Day 8

The Second Sunday of Advent

from the Advent 2017: Joy to the World reading plan


Joel 2:12-13

A Prayer for the Second Sunday of Advent
Merciful God, who sent your messengers the prophets to preach repentance and prepare the way for our salvation: Give us grace to heed their warnings and forsake our sins, that we may greet with joy the coming of Jesus Christ our Redeemer; who lives and reigns with you and the Holy Spirit, one God, now and forever. Amen.

Post Comments (6)

6 thoughts on "The Second Sunday of Advent"

  1. Jeff M. says:

    I don’t often think of fasting, weeping, and mourning as the way that I should “return” to God so-to-speak so as I read this passage from Joel, it really stuck out to me the juxtaposition of weeping and mourning and a loving, gracious God calling to me. But as I think back on the first time God Ever opened my eyes and heart to His grace, it crushed me. And even this morning it overwhelms me with tears of joy! There is a weeping that happens, a mourning of my old self that occurs when I see God for who He is. His holiness standing in front of my low sinful self is too much to bear…it brings me down a few pegs, as they say. I’ll never forget it – December 18, 2011. That Sunday God opened my eyes to His grace, His love, to Jesus. For so long I had known of Him, but I didn’t know Him. I knew of the Cross, of the blood, but I never knew Him and His sacrifice. I knew right and wrong, but I had never felt the weightiness of my sin.

    That day, God started a journey in my life that would open my eyes and change my life forever.

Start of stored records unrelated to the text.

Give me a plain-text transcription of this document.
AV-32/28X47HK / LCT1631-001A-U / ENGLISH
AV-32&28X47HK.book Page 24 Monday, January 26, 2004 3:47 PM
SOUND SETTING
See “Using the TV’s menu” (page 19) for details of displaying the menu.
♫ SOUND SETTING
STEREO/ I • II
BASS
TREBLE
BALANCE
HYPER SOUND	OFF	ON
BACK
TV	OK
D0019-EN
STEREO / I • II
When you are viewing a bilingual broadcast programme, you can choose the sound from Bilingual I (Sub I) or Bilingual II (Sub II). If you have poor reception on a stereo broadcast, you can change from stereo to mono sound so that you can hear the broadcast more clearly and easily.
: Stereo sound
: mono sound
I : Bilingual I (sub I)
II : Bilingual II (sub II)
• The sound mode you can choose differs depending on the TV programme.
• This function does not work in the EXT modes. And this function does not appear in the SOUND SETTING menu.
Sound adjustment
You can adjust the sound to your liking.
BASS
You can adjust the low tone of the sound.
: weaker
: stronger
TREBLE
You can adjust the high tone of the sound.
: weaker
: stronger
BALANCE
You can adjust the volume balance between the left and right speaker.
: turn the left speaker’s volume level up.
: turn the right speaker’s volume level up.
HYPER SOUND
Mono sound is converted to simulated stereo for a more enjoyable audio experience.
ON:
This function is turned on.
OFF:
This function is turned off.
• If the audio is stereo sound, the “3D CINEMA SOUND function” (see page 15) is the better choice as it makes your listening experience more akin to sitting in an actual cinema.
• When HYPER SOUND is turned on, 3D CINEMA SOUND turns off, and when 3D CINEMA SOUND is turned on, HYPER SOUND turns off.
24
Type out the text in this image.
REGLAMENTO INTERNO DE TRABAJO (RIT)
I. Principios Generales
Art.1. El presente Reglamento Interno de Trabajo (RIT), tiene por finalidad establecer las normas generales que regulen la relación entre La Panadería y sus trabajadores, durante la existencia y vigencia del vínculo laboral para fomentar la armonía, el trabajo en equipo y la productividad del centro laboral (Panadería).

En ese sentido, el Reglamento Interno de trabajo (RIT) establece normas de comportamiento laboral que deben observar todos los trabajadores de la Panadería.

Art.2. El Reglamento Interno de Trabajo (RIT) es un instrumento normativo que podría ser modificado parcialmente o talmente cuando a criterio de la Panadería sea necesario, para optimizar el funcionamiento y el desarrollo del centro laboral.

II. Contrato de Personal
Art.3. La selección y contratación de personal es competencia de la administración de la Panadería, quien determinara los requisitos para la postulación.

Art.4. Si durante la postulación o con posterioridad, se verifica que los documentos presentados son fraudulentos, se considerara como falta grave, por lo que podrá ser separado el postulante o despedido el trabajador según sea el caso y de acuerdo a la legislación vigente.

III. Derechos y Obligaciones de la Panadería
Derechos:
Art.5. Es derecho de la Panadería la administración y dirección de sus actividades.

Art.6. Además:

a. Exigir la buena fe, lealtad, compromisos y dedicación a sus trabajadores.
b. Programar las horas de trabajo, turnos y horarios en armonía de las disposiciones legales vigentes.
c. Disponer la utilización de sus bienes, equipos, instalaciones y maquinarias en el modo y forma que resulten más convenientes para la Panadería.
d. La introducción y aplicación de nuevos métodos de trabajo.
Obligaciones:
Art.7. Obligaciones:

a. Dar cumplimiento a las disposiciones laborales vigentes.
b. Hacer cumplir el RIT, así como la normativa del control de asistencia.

    But before it rebuilt me – before it restored and slowly brought the joy, hope, security, etc – it crushed me. As the Christmas hymn sings “The hopes and fears of all the years/Are met in Thee tonight”, so it felt some 6 years ago. It brought weeping, mourning, and (though I was a freshman in college) maybe even some fasting – especially fasting from the things I once loved but had now been replaced on the throne of my heart.

    And as it rebuilt me, as He rebuilt me, I fell – weeping and mourning – into the arms of the most loving Father we could ever hope for. You received me with grace, love, patience, mercy, and I began to fall more in love with you every day. I couldn’t have explained it in this way, until now. Distance and time has brought clarity, understanding, and gratitude like never before.

  2. Keaton Vander Hart says:

    Reading Joel it is easy to see how much God cares about intimacy with his people. As one scholar put it our sin is like a cancer in the body that our loving father will be a surgeon and remove the cancer so that we can be fully healed and restored. However, God desires we repent and turn our whole hearts to him so we don’t have to go through surgery. Lord today I pray for the strength to give my whole heart to you. Please let me experience your presence as the only fulfillment for my life. Thank you for sending Jesus.

  3. Stephen Perry says:

    Return to Me! Powerful words…how often we leave and because of Jesus, we get to return. That’s HUGE! Thank you Lord that we get to return to you and that you’re not interested first and foremost in what we do but you want the innermost parts. You want the heart. Just as it says to tend your hearts and not your garments. So Lord today, I tend my heart to you as best I know how. Thank you Lord for this truth today. I love you Lord!

  4. Colt Duppen says:

    The prayer and verse of scriptures just reminds me to be open and greet Jesus into my life. He is the Redeemer and will forever reign, graciously and with compassion.

    The verse also shows that we will return with Jesus to the Lord our God and he will intimately repent from sending disaster our way.

  5. Trevor Gartner says:

    I think amazing to remember that God desires our hearts, from our hearts, everything else follows. Rending our garments, our behaviour, our output, by itself does nothing. He has saved us, not on the basis of deeds which we have done in righteousness but according to His mercy. Let us turn to Him fully. Lord take my heart and seal it for your courts above.

  6. Sok says:

    “Rend your heart and not your garments”

    I need a clear and full understanding of my sins, of where I choose me over God and His world.
    I need to learn the Fear of the Lord, that I may tremble before him. Feel the weight of my actions and inactions.
    We have departed from the doctrine of sin and repentance, taken instead a doctrine of love and forgiveness. Traded one partial picture of God and man for another.
    Help me to internalize and embrace the reality of my sin, such that Your grace is all the more, and that I may actually act under Your conviction and not just the habit of doing good.